🤖 AI Summary
This work addresses the critical challenge in automated program repair of accurately and efficiently retrieving files relevant to a given bug. The authors propose a hybrid retrieval approach that integrates semantic search based on the problem description with file matching derived from historically similar issues. By employing a dual-path recall and reranking mechanism, the method significantly improves recall of relevant files while maintaining a controlled retrieval scope. Innovatively combining the semantics of the current issue with historical repair experience, the approach demonstrates strong effectiveness on the SWE-Bench benchmark, yielding a high-quality, low-noise candidate file set that effectively supports downstream repair processes.
📝 Abstract
Retrieving the correct set of files from a large codebase is a crucial step in Automated Program Repair (APR). High recall is necessary to ensure that the relevant files are included, but simply increasing the number of retrieved files introduces noise and degrades efficiency.

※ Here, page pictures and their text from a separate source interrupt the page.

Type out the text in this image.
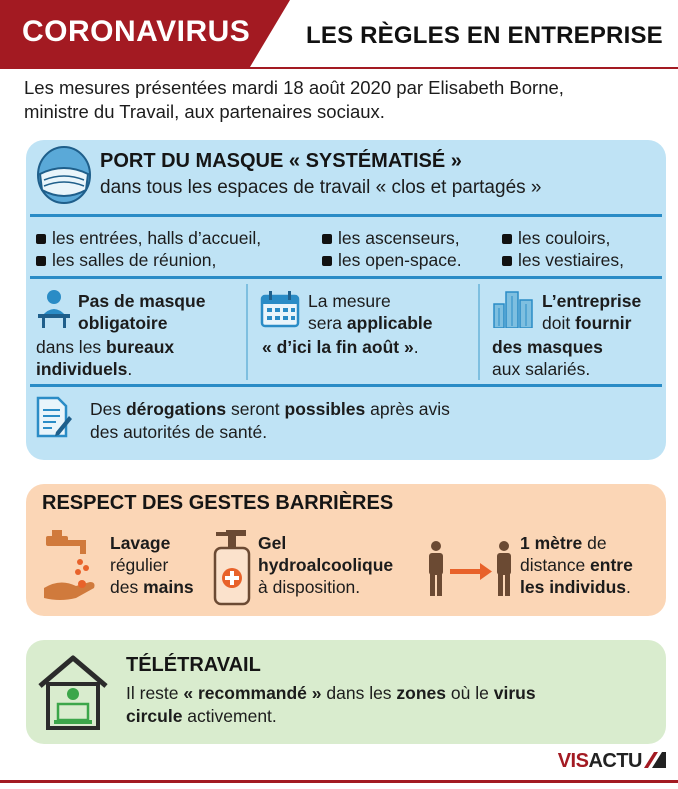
CORONAVIRUS LES RÈGLES EN ENTREPRISE
Les mesures présentées mardi 18 août 2020 par Elisabeth Borne,
ministre du Travail, aux partenaires sociaux.
PORT DU MASQUE « SYSTÉMATISÉ »
dans tous les espaces de travail « clos et partagés »
les entrées, halls d’accueil,	les ascenseurs,	les couloirs,
les salles de réunion,	les open-space.	les vestiaires,
Pas de masque
obligatoire
dans les bureaux
individuels.
La mesure
sera applicable
« d’ici la fin août ».
L’entreprise
doit fournir
des masques
aux salariés.
Des dérogations seront possibles après avis
des autorités de santé.
RESPECT DES GESTES BARRIÈRES
Lavage
régulier
des mains
Gel
hydroalcoolique
à disposition.
1 mètre de
distance entre
les individus.
TÉLÉTRAVAIL
Il reste « recommandé » dans les zones où le virus
circule activement.
VISACTU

To address this tradeoff, we propose PatchRecall, a hybrid retrieval approach that balances recall with conciseness. Our method combines two complementary strategies: (1) codebase retrieval, where the current issue description is matched against the codebase to surface potentially relevant files, and (2) history-based retrieval, where similar past issues are leveraged to identify edited files as candidate targets. Candidate files from both strategies are merged and reranked to produce the final retrieval set. Experiments on SWE-Bench demonstrate that PatchRecall achieves higher recall without significantly increasing retrieved file count, enabling more effective APR.